18 Gelijkerwijs Gij Mij gezonden hebt in de wereld, alzo heb Ik hen ook in de wereld gezonden.
Just as yoʋ have sent me into the world, so I have sent them into the world.
19 En Ik heilige Mijzelven voor hen, opdat ook zij geheiligd mogen zijn in waarheid.
For their sakes I sanctify myself, so that they too may be sanctified by the truth.
20 En Ik bid niet alleen voor dezen, maar ook voor degenen, die door hun woord in Mij geloven zullen.
“I do not ask on behalf of them alone, but also on behalf of those who will believe in me through their word,
21 Opdat zij allen een zijn, gelijkerwijs Gij, Vader, in Mij, en Ik in U, dat ook zij in Ons een zijn; opdat de wereld gelove, dat Gij Mij gezonden hebt.
that they may all be one, just as yoʋ, Father, are in me, and I am in yoʋ, that they also may be one in us, so that the world may believe that yoʋ sent me.
22 En Ik heb hun de heerlijkheid gegeven, die Gij Mij gegeven hebt; opdat zij een zijn, gelijk als Wij Een zijn;
I have given them the glory that yoʋ gave me, so that they may be one, just as we are one,
23 Ik in hen, en Gij in Mij; opdat zij volmaakt zijn in een, en opdat de wereld bekenne, dat Gij Mij gezonden hebt, en hen liefgehad hebt, gelijk Gij Mij liefgehad hebt.
I in them and yoʋ in me, so that they may be perfected into one, and so that the world may know that yoʋ have sent me and have loved them just as yoʋ have loved me.
24 Vader, Ik wil, dat waar Ik ben, ook die bij Mij zijn, die Gij Mij gegeven hebt; opdat zij Mijn heerlijkheid mogen aanschouwen, die Gij Mij gegeven hebt; want Gij hebt Mij liefgehad, voor de grondlegging der wereld.

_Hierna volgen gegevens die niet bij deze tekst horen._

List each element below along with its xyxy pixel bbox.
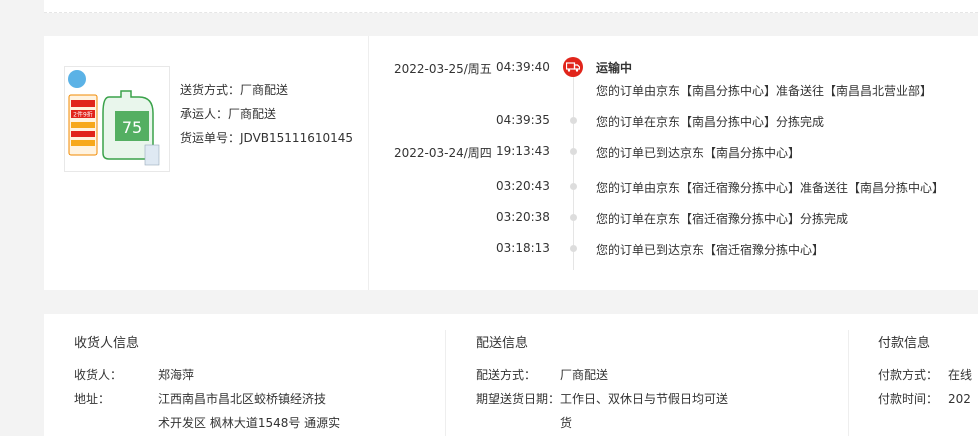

Father, I want those yoʋ have given me to be with me where I am, so that they may see my glory, which yoʋ gave me because yoʋ loved me before the foundation of the world.
25 Rechtvaardige Vader, de wereld heeft U niet gekend; maar Ik heb U gekend, en dezen hebben bekend, dat Gij Mij gezonden hebt.
Righteous Father, though the world does not know yoʋ, I know yoʋ, and these men know that yoʋ have sent me.
26 En Ik heb hun Uw Naam bekend gemaakt, en zal Hem bekend maken; opdat de liefde, waarmede Gij Mij liefgehad hebt, in hen zij, en Ik in hen.
I have made yoʋr name known to them, and will continue to make it known, so that the love with which yoʋ have loved me may be in them, and so that I may be in them.”